In the most remote corner of Fiordland, volunteers make a remarkable find: a cricket ball and three Barbara Streisand CDs wedged in driftwood.
The find is part of a rubbish collection project that has bagged hundreds of plastic bottles, old fishing buoys, ancient nets and the odd toothbrush.
Called the Fiordland Coastal Clean Up, the five-year project began in 2003 as the brainchild of Southland fisherman Peter Young and helicopter pilot Wayne Pratt.
For 10 days each year volunteers are helicoptered to the most remote coastline of the Fiordland National Park to collect rubbish from the shoreline.
Most of the inlets and beaches rarely see human visitors but the rubbish drifts in from the Southern Ocean and the Tasman Sea after being thrown or lost off boats.
Volunteers scour the beaches and bag the rubbish, which is then helicoptered to Bluff for disposal.
Two years ago the volunteers began west of Invercargill in Te Wae Wae Bay, working 76km up to Puysegur Point and collecting 200 cubic metres of rubbish along the way.
Last year they tackled the 215km of rugged coast from Puysegur Pt to Breaksea Sound, braving gale-force winds, 6m swells and snow storms.
Including the bales choppered out of Breaksea and Dagg Sounds this week, a total of more than 450cu m of rubbish - 100 truckloads - has been collected in two years.
The volunteers are rotated in two shifts over the 10 days, flying in to the beaches each day from their base on the cruise vessel Milford Wanderer.
For the project's co-founder, Wayne Pratt, the success has been a relief.
"We knew it was a bit of a massive task to get it going, involving a lot of donated time and effort from people and their helicopters and boats. But to see it come this far has been worth the effort," he said.
"It's been a word-of-mouth kind of thing but we now have a waiting list for volunteers to take part. And they come from all over with a variety of backgrounds, so it's not just the rampant greenies out here.

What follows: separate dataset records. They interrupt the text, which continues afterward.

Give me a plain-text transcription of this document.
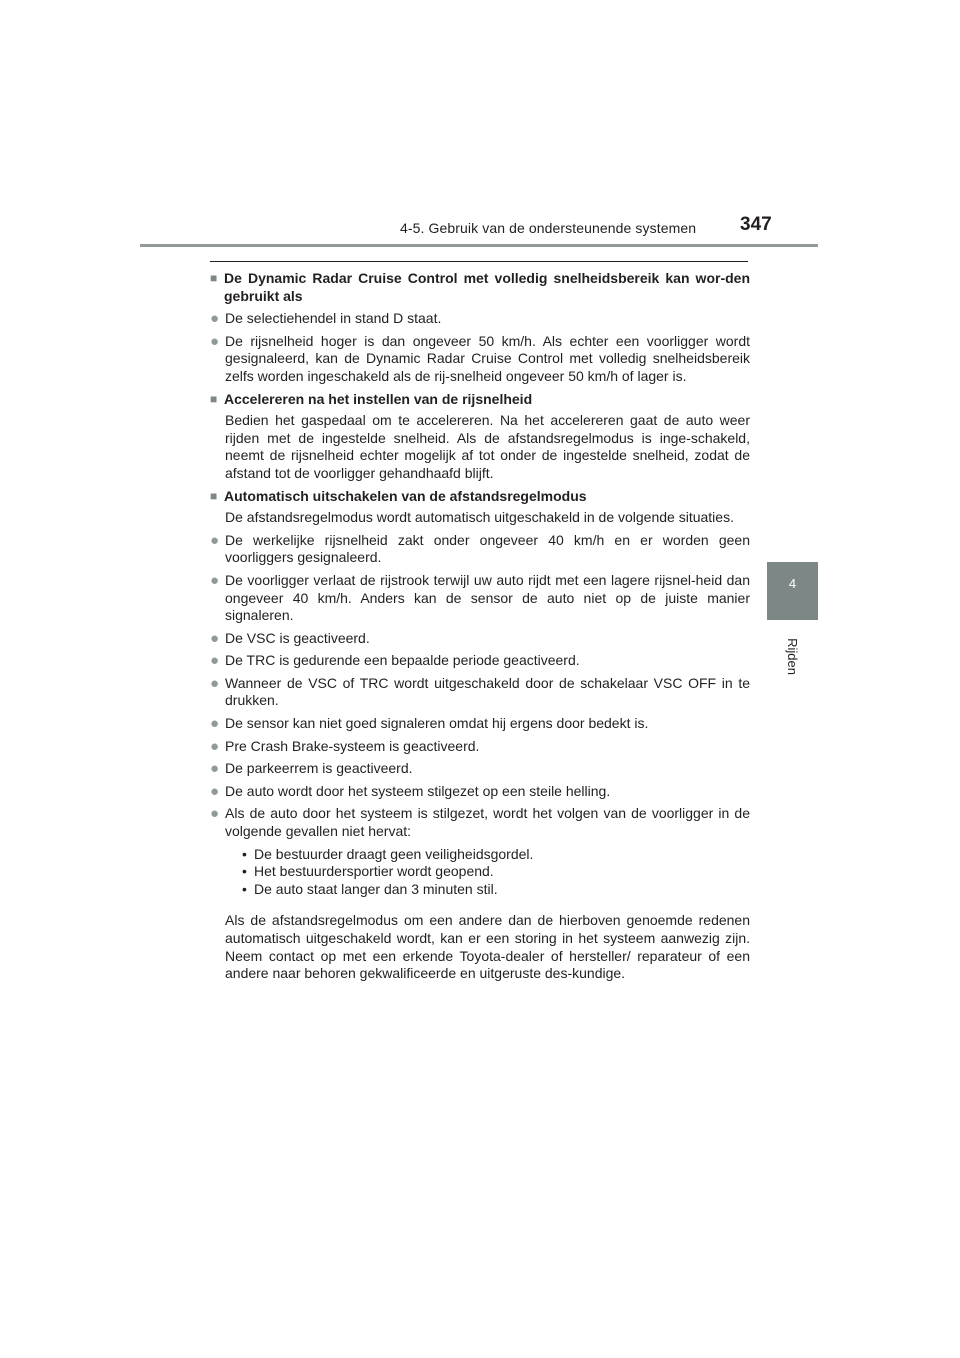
4-5. Gebruik van de ondersteunende systemen 347
4
Rijden
■ De Dynamic Radar Cruise Control met volledig snelheidsbereik kan wor-den gebruikt als
● De selectiehendel in stand D staat.
● De rijsnelheid hoger is dan ongeveer 50 km/h. Als echter een voorligger wordt gesignaleerd, kan de Dynamic Radar Cruise Control met volledig snelheidsbereik zelfs worden ingeschakeld als de rij-snelheid ongeveer 50 km/h of lager is.
■ Accelereren na het instellen van de rijsnelheid
Bedien het gaspedaal om te accelereren. Na het accelereren gaat de auto weer rijden met de ingestelde snelheid. Als de afstandsregelmodus is inge-schakeld, neemt de rijsnelheid echter mogelijk af tot onder de ingestelde snelheid, zodat de afstand tot de voorligger gehandhaafd blijft.
■ Automatisch uitschakelen van de afstandsregelmodus
De afstandsregelmodus wordt automatisch uitgeschakeld in de volgende situaties.
● De werkelijke rijsnelheid zakt onder ongeveer 40 km/h en er worden geen voorliggers gesignaleerd.
● De voorligger verlaat de rijstrook terwijl uw auto rijdt met een lagere rijsnel-heid dan ongeveer 40 km/h. Anders kan de sensor de auto niet op de juiste manier signaleren.
● De VSC is geactiveerd.
● De TRC is gedurende een bepaalde periode geactiveerd.
● Wanneer de VSC of TRC wordt uitgeschakeld door de schakelaar VSC OFF in te drukken.
● De sensor kan niet goed signaleren omdat hij ergens door bedekt is.
● Pre Crash Brake-systeem is geactiveerd.
● De parkeerrem is geactiveerd.
● De auto wordt door het systeem stilgezet op een steile helling.
● Als de auto door het systeem is stilgezet, wordt het volgen van de voorligger in de volgende gevallen niet hervat:
• De bestuurder draagt geen veiligheidsgordel.
• Het bestuurdersportier wordt geopend.
• De auto staat langer dan 3 minuten stil.
Als de afstandsregelmodus om een andere dan de hierboven genoemde redenen automatisch uitgeschakeld wordt, kan er een storing in het systeem aanwezig zijn. Neem contact op met een erkende Toyota-dealer of hersteller/ reparateur of een andere naar behoren gekwalificeerde en uitgeruste des-kundige.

"It's the ordinary person who wants to keep their country as pristine as possible and is prepared to do their bit to make it happen."
Mr Pratt said the end result worked for both of the main industries that work in the area.
"Basically the fishing industry was getting the blame for the rubbish problem and the tourism industry was ultimately going to suffer as a result of it. This way we work together to fix it."
The Fiordland Coastal Clean Up is scheduled to end in Milford Sound in 2007, after which Mr Pratt hopes to tackle the south-west coast of Stewart Island.